Find the natural length of a heavy metal spring, given that the work done in stretching it from a length of 2ft to 3ft is one half the work done in stretching it from 3ft to 4ft.

Answer 1

@freckles would you mind helping me out with this problem?

Answer 2

the energy stored in the spring is given by \(E = \frac{1}{2} k (x - x_o)^2\)

where \(x_0\) is it's natural length

the energy stored is the work done. from here it's just a maths problem.

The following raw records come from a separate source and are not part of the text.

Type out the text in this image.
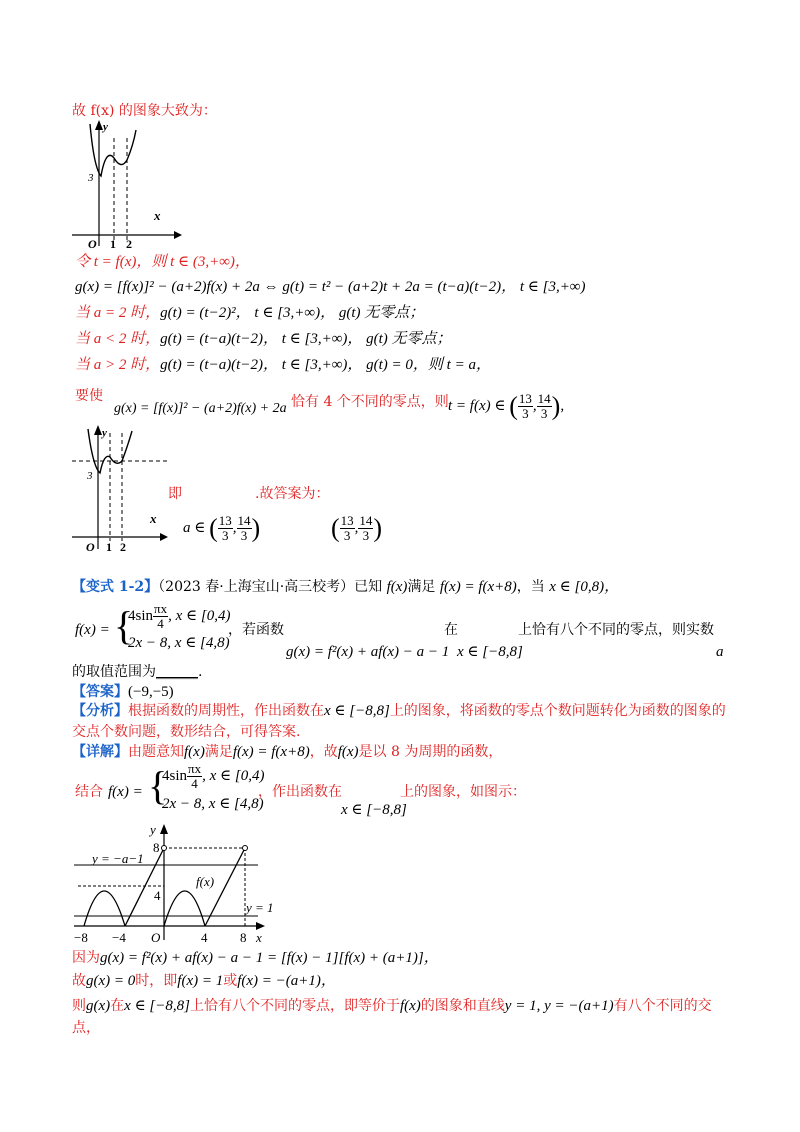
故 f(x) 的图象大致为：
3
y
x
O 1 2
令 t = f(x)，则 t ∈ (3,+∞)，
g(x) = [f(x)]² − (a+2)f(x) + 2a ⇔ g(t) = t² − (a+2)t + 2a = (t−a)(t−2)， t ∈ [3,+∞)
当 a = 2 时，g(t) = (t−2)²， t ∈ [3,+∞)， g(t) 无零点；
当 a < 2 时，g(t) = (t−a)(t−2)， t ∈ [3,+∞)， g(t) 无零点；
当 a > 2 时，g(t) = (t−a)(t−2)， t ∈ [3,+∞)， g(t) = 0，则 t = a，
要使
g(x) = [f(x)]² − (a+2)f(x) + 2a 恰有 4 个不同的零点，则 t = f(x) ∈ ( $\frac{13}{3}$ , $\frac{14}{3}$ ),
3
y
x
O 1 2
即	.故答案为：
a ∈ ( $\frac{13}{3}$ , $\frac{14}{3}$ )	( $\frac{13}{3}$ , $\frac{14}{3}$ )
【变式 1-2】（2023 春·上海宝山·高三校考）已知 f(x)满足 f(x) = f(x+8)，当 x ∈ [0,8)，
f(x) = {
$4\sin \frac{\pi x}{4}$ , x ∈ [0,4)
2x − 8, x ∈ [4,8)
，若函数
g(x) = f²(x) + af(x) − a − 1
在
x ∈ [−8,8]
上恰有八个不同的零点，则实数
a
的取值范围为______.
【答案】(−9,−5)
【分析】根据函数的周期性，作出函数在x ∈ [−8,8]上的图象，将函数的零点个数问题转化为函数的图象的
交点个数问题，数形结合，可得答案.
【详解】由题意知f(x)满足f(x) = f(x+8)，故f(x)是以 8 为周期的函数，
结合 f(x) = {
$4\sin \frac{\pi x}{4}$ , x ∈ [0,4)
2x − 8, x ∈ [4,8)
，作出函数在
x ∈ [−8,8]
上的图象，如图示：
y
x
8
4
O
−8 −4	4	8
f(x)
y = −a−1
y = 1
因为g(x) = f²(x) + af(x) − a − 1 = [f(x) − 1][f(x) + (a+1)]，
故g(x) = 0时，即f(x) = 1或f(x) = −(a+1)，
则g(x)在x ∈ [−8,8]上恰有八个不同的零点，即等价于f(x)的图象和直线y = 1, y = −(a+1)有八个不同的交
点，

so "the work done in stretching it from a length of 2ft to 3ft " is it's concomitant increase in energy which is \(\frac{1}{2} k (3 - x_o)^2 - \frac{1}{2} k (2 - x_o)^2\)

pattern match for stretching it from a length of 3ft to 4ft

k's cancel, so looks like it's just algebra from there, ie solve for \(x_o\) :p

Answer 3

Do you know is there is a way to solve this with integration?

Answer 4

So according ti your way, would I set up the problem like this?

\[\frac{ 1 }{ 2 }k(3-x _{0})^{2}-\frac{ 1 }{ 2 }k(2-x _{0})^{2} = \frac{ 1 }{ 2 }[\frac{ 1 }{ 2 }k(4-x _{0})^{2}-\frac{ 1 }{ 2 }k(3-x _{0})^{2}]\]

Answer 5

@IrishBoy123

Answer 6

does that not work for you?

i'd cancel the k's

leaving one equation, 1 unknown, ie \(x_o\)

bish bosh!

Answer 7

I'm having difficulty understanding what you're trying to say. So would I have to set the equation that you gave me to zero and then solve for \[x _{0}\]?

Answer 8

@IrishBoy123

Answer 9

\[\frac{ 1 }{ 2 }k(3-x _{0})^{2}-\frac{ 1 }{ 2 }k(2-x _{0})^{2} = \frac{ 1 }{ 2 }[\frac{ 1 }{ 2 }k(4-x _{0})^{2}-\frac{ 1 }{ 2 }k(3-x _{0})^{2}]\]

\[(3-x _{0})^{2}-(2-x _{0})^{2} = \frac{ 1 }{ 2 }[(4-x _{0})^{2}- (3-x _{0})^{2}]\]

that's a quadratic

Answer 10

Ok, thank you!